许禾问:“顾姐,你是不是一直都这么说话?”
“哪样?”
“像你什么都知道。”
“我不知道。”
“那你为什么敢坐在旁边?”
我看着她的手。
“因为你害怕的时候,旁边总得有人装得不怕。”
她转过头来。
这句话说完,我自己也有些不舒服。
周谨以前说过,顾岚最大的毛病是把所有事情都安排得像没发生过。母亲住院那年,我一边在医院签字,一边给同事发会议纪要。父亲去世后,我把家里椅子重新摆了一遍,告诉来吊唁的人,别挡着过道。
我不喜欢别人看见我没有办法。
许禾重新踩下油门,车子慢慢往前。
到第一个弯,她没有转够,车头擦着护栏过去。蒋牧吸了一口凉气。何川在后面说了句“还好”,声音很轻,像怕车里的人听见。
许禾停在路边。
“我爸就在这个弯摔过。”
没人说话。
她看着前方,继续说:“不是车祸。他下车捡东西,摔了一跤。后来他就不肯再上山了。现在住在静安里的旧房子里,晚上总说门外有人。我想把他接下来。”
林珊把薄荷糖放回口袋。
“你爸愿意吗?”
许禾摇头。
“他不愿意。我得自己去,自己把他带走。”
我看着她握紧方向盘,指节发白。
原来第一件事,是把一个人接回家。
回程时,周谨打来电话。
“什么时候回来?”
“快了。”
“你在哪儿?”
“路上。”
“又是山路?”
“嗯。”
“顾岚,你以前连地下车库都不愿意进。”
“以前你在车上。”
那边停了一下。
我知道自己说重了。可话既然出去,就像车轮压过一块碎石,颠一下也就过去了。
周谨问:“你现在是在怪我?”
“没有。”
“那你是什么意思?”
“没什么意思。”
“你什么时候开始学会说没意思了?”
我看着前方,许禾开得很慢,蒋牧在后座打瞌睡,鼻子里发出一点声音。
我说:“周谨,你以前总说,女人开车容易慌。”
“我是怕你出事。”
“你还说,方向盘不该交给情绪不稳的人。”
“我说过吗?”
“说过。”
“那你现在是在证明你情绪稳定?”
我没有回答。
他也没有挂电话。
车里过了几个弯,手机才传来他的声音。
“别太晚。
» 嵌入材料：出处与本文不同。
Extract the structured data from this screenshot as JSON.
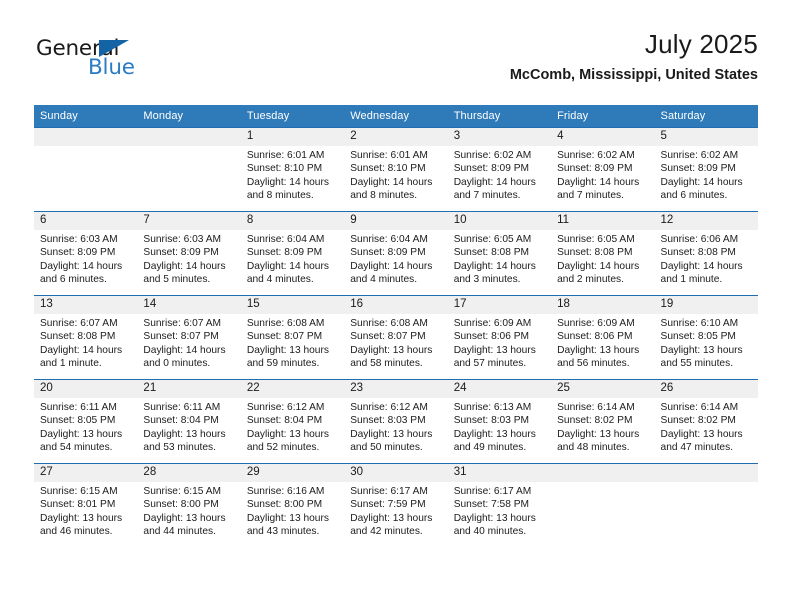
{
  "brand": {
    "name_dark": "General",
    "name_blue": "Blue",
    "accent_blue": "#2b7cc4",
    "triangle_blue": "#1464a5"
  },
  "header": {
    "title": "July 2025",
    "subtitle": "McComb, Mississippi, United States"
  },
  "calendar": {
    "header_bg": "#2f7ab8",
    "daynum_bg": "#f0f0f0",
    "row_border": "#1f6cb0",
    "weekday_labels": [
      "Sunday",
      "Monday",
      "Tuesday",
      "Wednesday",
      "Thursday",
      "Friday",
      "Saturday"
    ],
    "weeks": [
      [
        {
          "day": "",
          "detail": ""
        },
        {
          "day": "",
          "detail": ""
        },
        {
          "day": "1",
          "detail": "Sunrise: 6:01 AM\nSunset: 8:10 PM\nDaylight: 14 hours\nand 8 minutes."
        },
        {
          "day": "2",
          "detail": "Sunrise: 6:01 AM\nSunset: 8:10 PM\nDaylight: 14 hours\nand 8 minutes."
        },
        {
          "day": "3",
          "detail": "Sunrise: 6:02 AM\nSunset: 8:09 PM\nDaylight: 14 hours\nand 7 minutes."
        },
        {
          "day": "4",
          "detail": "Sunrise: 6:02 AM\nSunset: 8:09 PM\nDaylight: 14 hours\nand 7 minutes."
        },
        {
          "day": "5",
          "detail": "Sunrise: 6:02 AM\nSunset: 8:09 PM\nDaylight: 14 hours\nand 6 minutes."
        }
      ],
      [
        {
          "day": "6",
          "detail": "Sunrise: 6:03 AM\nSunset: 8:09 PM\nDaylight: 14 hours\nand 6 minutes."
        },
        {
          "day": "7",
          "detail": "Sunrise: 6:03 AM\nSunset: 8:09 PM\nDaylight: 14 hours\nand 5 minutes."
        },
        {
          "day": "8",
          "detail": "Sunrise: 6:04 AM\nSunset: 8:09 PM\nDaylight: 14 hours\nand 4 minutes."
        },
        {
          "day": "9",
          "detail": "Sunrise: 6:04 AM\nSunset: 8:09 PM\nDaylight: 14 hours\nand 4 minutes."
        },
        {
          "day": "10",
          "detail": "Sunrise: 6:05 AM\nSunset: 8:08 PM\nDaylight: 14 hours\nand 3 minutes."
        },
        {
          "day": "11",
          "detail": "Sunrise: 6:05 AM\nSunset: 8:08 PM\nDaylight: 14 hours\nand 2 minutes."
        },
        {
          "day": "12",
          "detail": "Sunrise: 6:06 AM\nSunset: 8:08 PM\nDaylight: 14 hours\nand 1 minute."
        }
      ],
      [
        {
          "day": "13",
          "detail": "Sunrise: 6:07 AM\nSunset: 8:08 PM\nDaylight: 14 hours\nand 1 minute."
        },
        {
          "day": "14",
          "detail": "Sunrise: 6:07 AM\nSunset: 8:07 PM\nDaylight: 14 hours\nand 0 minutes."
        },
        {
          "day": "15",
          "detail": "Sunrise: 6:08 AM\nSunset: 8:07 PM\nDaylight: 13 hours\nand 59 minutes."
        },
        {
          "day": "16",
          "detail": "Sunrise: 6:08 AM\nSunset: 8:07 PM\nDaylight: 13 hours\nand 58 minutes."
        },
        {
          "day": "17",
          "detail": "Sunrise: 6:09 AM\nSunset: 8:06 PM\nDaylight: 13 hours\nand 57 minutes."
        },
        {
          "day": "18",
          "detail": "Sunrise: 6:09 AM\nSunset: 8:06 PM\nDaylight: 13 hours\nand 56 minutes."
        },
        {
          "day": "19",
          "detail": "Sunrise: 6:10 AM\nSunset: 8:05 PM\nDaylight: 13 hours\nand 55 minutes."
        }
      ],
      [
        {
          "day": "20",
          "detail": "Sunrise: 6:11 AM\nSunset: 8:05 PM\nDaylight: 13 hours\nand 54 minutes."
        },
        {
          "day": "21",
          "detail": "Sunrise: 6:11 AM\nSunset: 8:04 PM\nDaylight: 13 hours\nand 53 minutes."
        },
        {
          "day": "22",
          "detail": "Sunrise: 6:12 AM\nSunset: 8:04 PM\nDaylight: 13 hours\nand 52 minutes."
        },
        {
          "day": "23",
          "detail": "Sunrise: 6:12 AM\nSunset: 8:03 PM\nDaylight: 13 hours\nand 50 minutes."
        },
        {
          "day": "24",
          "detail": "Sunrise: 6:13 AM\nSunset: 8:03 PM\nDaylight: 13 hours\nand 49 minutes."
        },
        {
          "day": "25",
          "detail": "Sunrise: 6:14 AM\nSunset: 8:02 PM\nDaylight: 13 hours\nand 48 minutes."
        },
        {
          "day": "26",
          "detail": "Sunrise: 6:14 AM\nSunset: 8:02 PM\nDaylight: 13 hours\nand 47 minutes."
        }
      ],
      [
        {
          "day": "27",
          "detail": "Sunrise: 6:15 AM\nSunset: 8:01 PM\nDaylight: 13 hours\nand 46 minutes."
        },
        {
          "day": "28",
          "detail": "Sunrise: 6:15 AM\nSunset: 8:00 PM\nDaylight: 13 hours\nand 44 minutes."
        },
        {
          "day": "29",
          "detail": "Sunrise: 6:16 AM\nSunset: 8:00 PM\nDaylight: 13 hours\nand 43 minutes."
        },
        {
          "day": "30",
          "detail": "Sunrise: 6:17 AM\nSunset: 7:59 PM\nDaylight: 13 hours\nand 42 minutes."
        },
        {
          "day": "31",
          "detail": "Sunrise: 6:17 AM\nSunset: 7:58 PM\nDaylight: 13 hours\nand 40 minutes."
        },
        {
          "day": "",
          "detail": ""
        },
        {
          "day": "",
          "detail": ""
        }
      ]
    ]
  }
}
”
他总是这样,刺一句,再留一句像关心的话。人就被卡在中间,不好发火,也不好原谅。
回到家,我在玄关换鞋,周谨站在客厅。
“你身上有薄荷味。”
“车里有人吃糖。”
“男的女的?”
“都有。”
他走到我面前,伸手要拿我的包。
“干什么?”
“帮你放起来。”
“我自己来。”
我把包抱在怀里。
他看着我,慢慢收回手。
婚姻里最难回答的问题,不是你去了哪里,是你为什么不再需要向我证明你去了哪里。
03
第二周,五个人开始轮流来。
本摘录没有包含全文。